The retail sector includes small businesses and chain stores that sell products directly to individual consumers. These companies can be classified according to their designer products into “hard” and “soft” retailers. Industry experts also classify retailers as department stores, discount stores, and niche businesses. Businesses in the retail industry typically rely on seasonal and holiday sales to support yearly profits. This industry could change significantly in the 21st century due to the rise of e-commerce and growing concerns about product quality.

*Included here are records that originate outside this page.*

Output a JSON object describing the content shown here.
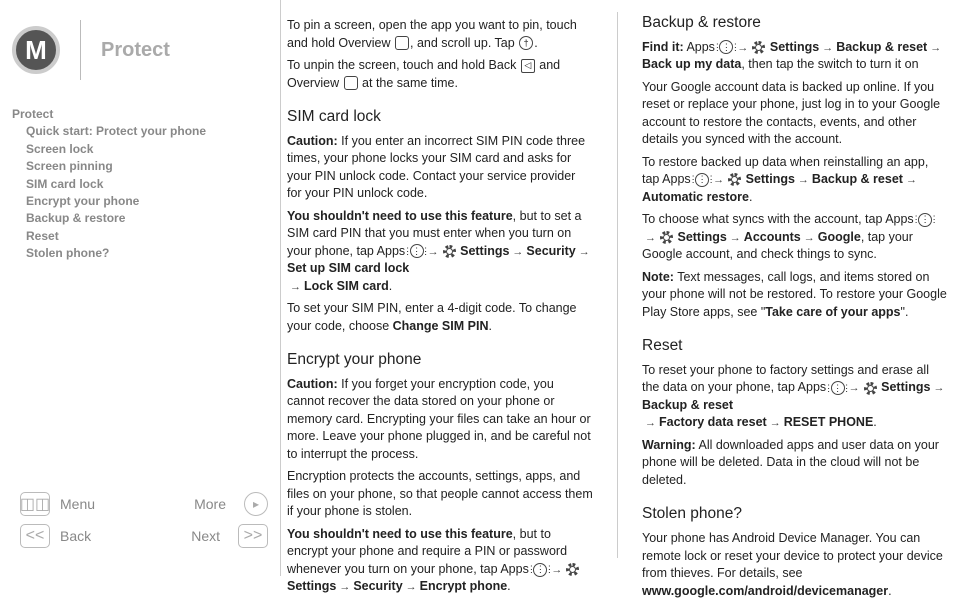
{
  "header": {
    "title": "Protect"
  },
  "toc": {
    "items": [
      {
        "label": "Protect",
        "level": 0
      },
      {
        "label": "Quick start: Protect your phone",
        "level": 1
      },
      {
        "label": "Screen lock",
        "level": 1
      },
      {
        "label": "Screen pinning",
        "level": 1
      },
      {
        "label": "SIM card lock",
        "level": 1
      },
      {
        "label": "Encrypt your phone",
        "level": 1
      },
      {
        "label": "Backup & restore",
        "level": 1
      },
      {
        "label": "Reset",
        "level": 1
      },
      {
        "label": "Stolen phone?",
        "level": 1
      }
    ]
  },
  "nav": {
    "menu": "Menu",
    "back": "Back",
    "more": "More",
    "next": "Next",
    "prev_sym": "<<",
    "next_sym": ">>"
  },
  "col1": {
    "pin1a": "To pin a screen, open the app you want to pin, touch and hold Overview ",
    "pin1b": ", and scroll up. Tap ",
    "pin1c": ".",
    "unpin1a": "To unpin the screen, touch and hold Back ",
    "unpin1b": " and Overview ",
    "unpin1c": " at the same time.",
    "sim_h": "SIM card lock",
    "sim_caution_l": "Caution:",
    "sim_caution": " If you enter an incorrect SIM PIN code three times, your phone locks your SIM card and asks for your PIN unlock code. Contact your service provider for your PIN unlock code.",
    "sim_no_need": "You shouldn't need to use this feature",
    "sim_no_need2": ", but to set a SIM card PIN that you must enter when you turn on your phone, tap Apps ",
    "sim_path1": "Settings",
    "sim_path2": "Security",
    "sim_path3": "Set up SIM card lock",
    "sim_path4": "Lock SIM card",
    "sim_set": "To set your SIM PIN, enter a 4-digit code. To change your code, choose ",
    "sim_change": "Change SIM PIN",
    "enc_h": "Encrypt your phone",
    "enc_caution": " If you forget your encryption code, you cannot recover the data stored on your phone or memory card. Encrypting your files can take an hour or more. Leave your phone plugged in, and be careful not to interrupt the process.",
    "enc_p2": "Encryption protects the accounts, settings, apps, and files on your phone, so that people cannot access them if your phone is stolen.",
    "enc_no_need2": ", but to encrypt your phone and require a PIN or password whenever you turn on your phone, tap Apps ",
    "enc_path2": "Security",
    "enc_path3": "Encrypt phone"
  },
  "col2": {
    "br_h": "Backup & restore",
    "find_l": "Find it:",
    "find_apps": " Apps ",
    "br_s": "Settings",
    "br_br": "Backup & reset",
    "br_bmd": "Back up my data",
    "br_tail": ", then tap the switch to turn it on",
    "br_p1": "Your Google account data is backed up online. If you reset or replace your phone, just log in to your Google account to restore the contacts, events, and other details you synced with the account.",
    "br_p2a": "To restore backed up data when reinstalling an app, tap Apps ",
    "br_auto": "Automatic restore",
    "br_p3a": "To choose what syncs with the account, tap Apps ",
    "br_acc": "Accounts",
    "br_goog": "Google",
    "br_p3b": ", tap your Google account, and check things to sync.",
    "note_l": "Note:",
    "br_note": " Text messages, call logs, and items stored on your phone will not be restored. To restore your Google Play Store apps, see \"",
    "br_take": "Take care of your apps",
    "br_note2": "\".",
    "reset_h": "Reset",
    "reset_p1a": "To reset your phone to factory settings and erase all the data on your phone, tap Apps ",
    "reset_fdr": "Factory data reset",
    "reset_rp": "RESET PHONE",
    "warn_l": "Warning:",
    "reset_warn": " All downloaded apps and user data on your phone will be deleted. Data in the cloud will not be deleted.",
    "stolen_h": "Stolen phone?",
    "stolen_p": "Your phone has Android Device Manager. You can remote lock or reset your device to protect your device from thieves. For details, see ",
    "stolen_url": "www.google.com/android/devicemanager"
  },
  "icons": {
    "overview": "",
    "pin": "†",
    "back": "◁",
    "apps": "⋮⋮⋮",
    "menu_grid": "⊞"
  }
}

Retailers offering hard products for sale focus on hard goods made from plastic, metal, and wood. Hardline retailers range from locally owned stores that sell sporting goods to retailers that sell refrigerators and ovens. This retail segment often relies on physical stores to sell their products due to consumer interest in hands-on testing. Another segment of the retail industry is “soft” retailers who carry items made from fabric, leather and other soft materials. Retailers include shoe and fabric stores that employ salespeople to assist customers in product fit, color, and style.

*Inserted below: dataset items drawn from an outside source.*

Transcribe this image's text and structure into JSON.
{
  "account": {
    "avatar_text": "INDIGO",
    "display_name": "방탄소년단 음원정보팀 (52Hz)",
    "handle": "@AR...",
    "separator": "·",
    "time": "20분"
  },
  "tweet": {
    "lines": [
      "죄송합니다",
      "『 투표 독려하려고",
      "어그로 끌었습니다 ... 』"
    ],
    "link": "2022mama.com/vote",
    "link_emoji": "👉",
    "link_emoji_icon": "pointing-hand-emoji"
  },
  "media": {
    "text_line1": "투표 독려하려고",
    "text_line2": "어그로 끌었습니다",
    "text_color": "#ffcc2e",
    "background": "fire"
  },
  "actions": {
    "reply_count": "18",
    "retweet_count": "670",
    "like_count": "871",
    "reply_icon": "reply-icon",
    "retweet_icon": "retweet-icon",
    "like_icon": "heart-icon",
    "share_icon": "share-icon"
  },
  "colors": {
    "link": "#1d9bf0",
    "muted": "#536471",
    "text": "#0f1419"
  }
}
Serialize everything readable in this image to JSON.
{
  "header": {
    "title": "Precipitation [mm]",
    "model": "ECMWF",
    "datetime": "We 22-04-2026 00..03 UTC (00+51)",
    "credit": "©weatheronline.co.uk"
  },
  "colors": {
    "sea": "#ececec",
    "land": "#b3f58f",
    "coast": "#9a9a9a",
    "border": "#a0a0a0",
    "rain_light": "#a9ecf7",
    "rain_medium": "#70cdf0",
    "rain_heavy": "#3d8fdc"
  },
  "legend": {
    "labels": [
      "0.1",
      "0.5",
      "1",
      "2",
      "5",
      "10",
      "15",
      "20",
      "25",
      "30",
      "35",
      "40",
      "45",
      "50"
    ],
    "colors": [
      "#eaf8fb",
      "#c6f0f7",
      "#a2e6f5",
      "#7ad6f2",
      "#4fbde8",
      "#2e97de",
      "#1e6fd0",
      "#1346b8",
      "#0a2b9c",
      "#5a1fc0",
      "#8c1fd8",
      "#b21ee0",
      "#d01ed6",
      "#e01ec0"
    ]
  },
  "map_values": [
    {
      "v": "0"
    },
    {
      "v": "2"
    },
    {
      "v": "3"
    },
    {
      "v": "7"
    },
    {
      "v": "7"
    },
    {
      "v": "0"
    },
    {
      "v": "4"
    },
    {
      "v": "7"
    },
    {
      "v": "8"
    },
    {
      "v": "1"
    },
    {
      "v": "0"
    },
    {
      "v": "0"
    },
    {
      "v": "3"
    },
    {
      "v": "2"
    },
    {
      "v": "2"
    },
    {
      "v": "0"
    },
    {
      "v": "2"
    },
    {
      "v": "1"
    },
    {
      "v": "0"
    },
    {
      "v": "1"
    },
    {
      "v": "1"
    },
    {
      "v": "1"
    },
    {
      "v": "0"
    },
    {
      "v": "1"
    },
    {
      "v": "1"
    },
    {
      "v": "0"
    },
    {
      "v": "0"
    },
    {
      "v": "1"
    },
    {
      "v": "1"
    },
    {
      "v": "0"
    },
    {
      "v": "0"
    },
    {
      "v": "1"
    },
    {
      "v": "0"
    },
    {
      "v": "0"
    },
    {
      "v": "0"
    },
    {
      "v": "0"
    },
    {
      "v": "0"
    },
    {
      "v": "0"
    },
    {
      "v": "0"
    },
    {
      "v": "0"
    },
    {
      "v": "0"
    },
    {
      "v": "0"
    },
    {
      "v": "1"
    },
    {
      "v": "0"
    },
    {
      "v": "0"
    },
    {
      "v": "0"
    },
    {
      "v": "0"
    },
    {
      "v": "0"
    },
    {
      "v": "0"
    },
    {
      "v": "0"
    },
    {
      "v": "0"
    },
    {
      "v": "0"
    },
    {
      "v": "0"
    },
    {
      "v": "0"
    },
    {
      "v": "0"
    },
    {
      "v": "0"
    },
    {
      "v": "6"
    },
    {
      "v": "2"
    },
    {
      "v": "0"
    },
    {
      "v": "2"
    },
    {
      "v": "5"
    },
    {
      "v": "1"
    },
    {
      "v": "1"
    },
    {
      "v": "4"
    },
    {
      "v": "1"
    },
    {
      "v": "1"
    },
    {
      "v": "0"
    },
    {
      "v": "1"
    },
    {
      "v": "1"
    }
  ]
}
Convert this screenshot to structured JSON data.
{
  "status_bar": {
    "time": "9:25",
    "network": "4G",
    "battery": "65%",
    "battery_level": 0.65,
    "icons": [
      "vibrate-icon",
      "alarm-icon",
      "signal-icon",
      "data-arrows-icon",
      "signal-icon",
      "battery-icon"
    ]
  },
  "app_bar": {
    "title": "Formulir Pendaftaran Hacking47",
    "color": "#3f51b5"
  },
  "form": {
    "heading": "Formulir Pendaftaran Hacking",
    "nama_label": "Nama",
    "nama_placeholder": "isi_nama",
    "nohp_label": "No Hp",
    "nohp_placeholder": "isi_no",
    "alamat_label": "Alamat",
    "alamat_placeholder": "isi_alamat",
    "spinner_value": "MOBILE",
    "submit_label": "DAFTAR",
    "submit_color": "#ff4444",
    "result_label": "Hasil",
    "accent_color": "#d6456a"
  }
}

Another view on the retail sector uses product variety and price as a filter. Consumers often shop at department stores to take advantage of reasonable prices on hard and soft products. Department stores compete with discount retailers who focus on generic versions of popular products and bulk products sold at low unit prices. Niche business remains on the periphery of the retail sector as department stores and discounts head for lower price points. Niche businesses include jewelry stores, organic food markets, and independent bookstores that appeal to small groups of consumers.

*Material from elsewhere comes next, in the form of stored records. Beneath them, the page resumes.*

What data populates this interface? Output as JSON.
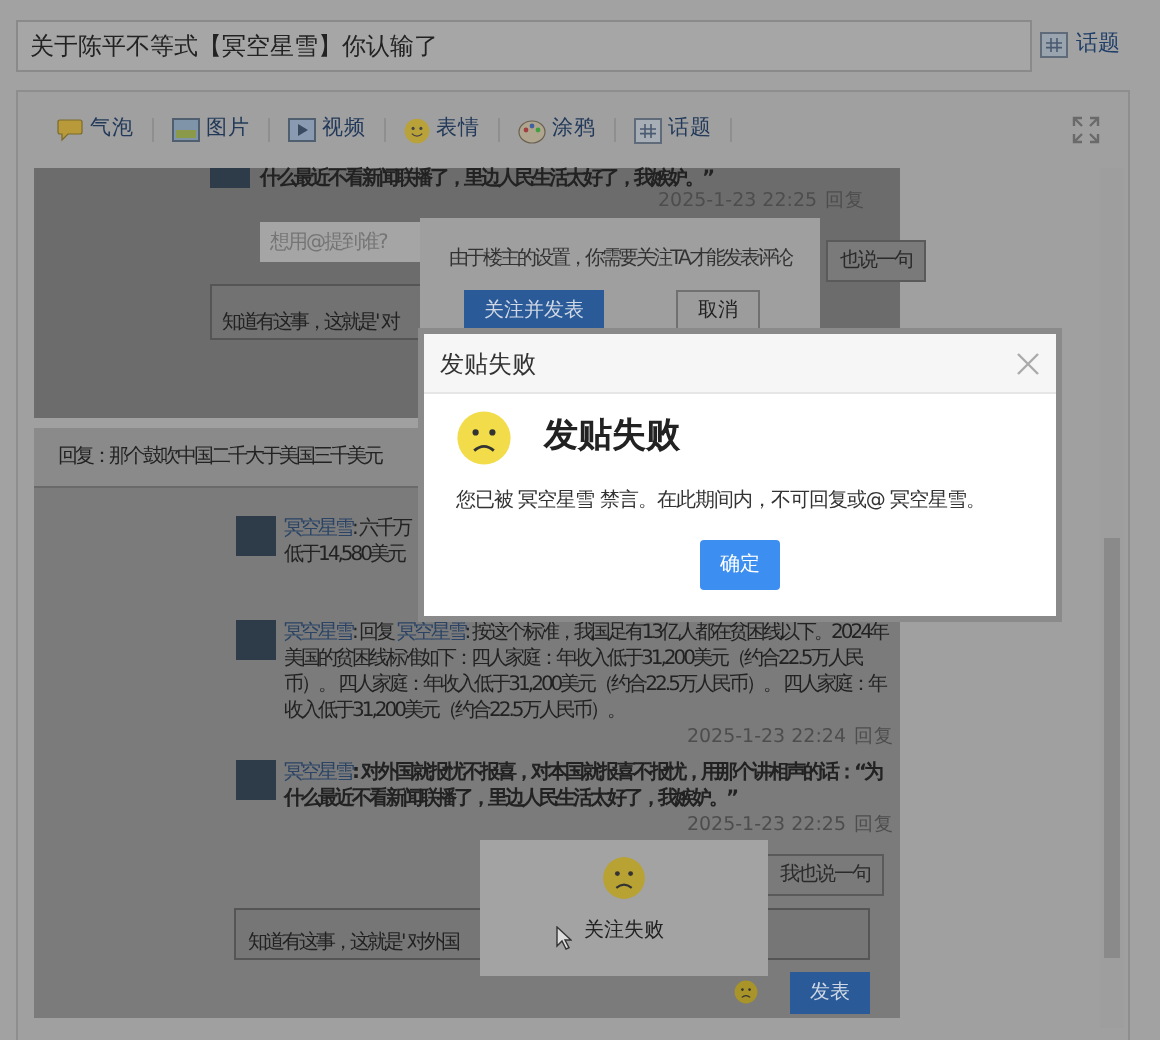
{
  "title_field": {
    "value": "关于陈平不等式【冥空星雪】你认输了"
  },
  "topic_link": {
    "label": "话题"
  },
  "toolbar": {
    "items": [
      {
        "label": "气泡",
        "kind": "bubble"
      },
      {
        "label": "图片",
        "kind": "image"
      },
      {
        "label": "视频",
        "kind": "video"
      },
      {
        "label": "表情",
        "kind": "emoji"
      },
      {
        "label": "涂鸦",
        "kind": "paint"
      },
      {
        "label": "话题",
        "kind": "topic"
      }
    ]
  },
  "embedded_1": {
    "comment_tail": "什么最近不看新闻联播了，里边人民生活太好了，我嫉妒。”",
    "date": "2025-1-23 22:25",
    "reply": "回复",
    "mention_placeholder": "想用@提到谁?",
    "say_button": "也说一句",
    "reply_text": "知道有这事，这就是' 对",
    "follow_popup": {
      "message": "由于楼主的设置，你需要关注TA才能发表评论",
      "buttons": [
        "关注并发表",
        "取消"
      ]
    }
  },
  "embedded_2": {
    "heading": "回复：那个鼓吹中国二千大于美国三千美元",
    "comments": [
      {
        "author": "冥空星雪",
        "separator": ":",
        "text": "六千万",
        "text_2": "低于14,580美元",
        "bold": false
      },
      {
        "author": "冥空星雪",
        "separator": ":",
        "reply_label": "回复",
        "reply_to": "冥空星雪",
        "reply_separator": ":",
        "text": "按这个标准，我国足有13亿人都在贫困线以下。2024年美国的贫困线标准如下：四人家庭：年收入低于31,200美元（约合22.5万人民币）。 四人家庭：年收入低于31,200美元（约合22.5万人民币）。 四人家庭：年收入低于31,200美元（约合22.5万人民币）。",
        "bold": false,
        "date": "2025-1-23 22:24",
        "reply": "回复"
      },
      {
        "author": "冥空星雪",
        "separator": ":",
        "text": "对外国就报忧不报喜，对本国就报喜不报忧，用那个讲相声的话：“为什么最近不看新闻联播了，里边人民生活太好了，我嫉妒。”",
        "bold": true,
        "date": "2025-1-23 22:25",
        "reply": "回复"
      }
    ],
    "say_button": "我也说一句",
    "reply_text": "知道有这事，这就是' 对外国",
    "submit": "发表",
    "toast": {
      "message": "关注失败"
    }
  },
  "dialog": {
    "title": "发贴失败",
    "heading": "发贴失败",
    "message": "您已被 冥空星雪 禁言。在此期间内，不可回复或@ 冥空星雪。",
    "button": "确定"
  }
}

Many types of retailers focus on a handful of high-volume periods each year to improve their bottom line. The period between Thanksgiving and Christmas, for example, features an influx of sales as consumers shop for holiday gifts. Couples look for chocolates, greeting cards and flowers around Valentine’s Day on February 14th. Consumers flock to department stores and gift shops in the weeks leading up to Mother’s Day and Father’s Day. The retail sector also offers late summer back-to-school deals to parents and students looking for school supplies.
The future of the retail sector could involve a shift from brick-and-mortar stores to online retailers selling to national and international consumers. The early 21st century included the continued growth of virtual discount stores and niche retailers offering products at lower than established store prices. These discounts are possible due to lower operating costs for online stores and increased sales volumes which allow for deeper price cuts. This trend could extend from consumer electronics and apparel to appliances, groceries, and household items due to an expanding community of product review websites. Consumers are able to look for reviews on products sold by online retailers to avoid inferior goods and find the best deals.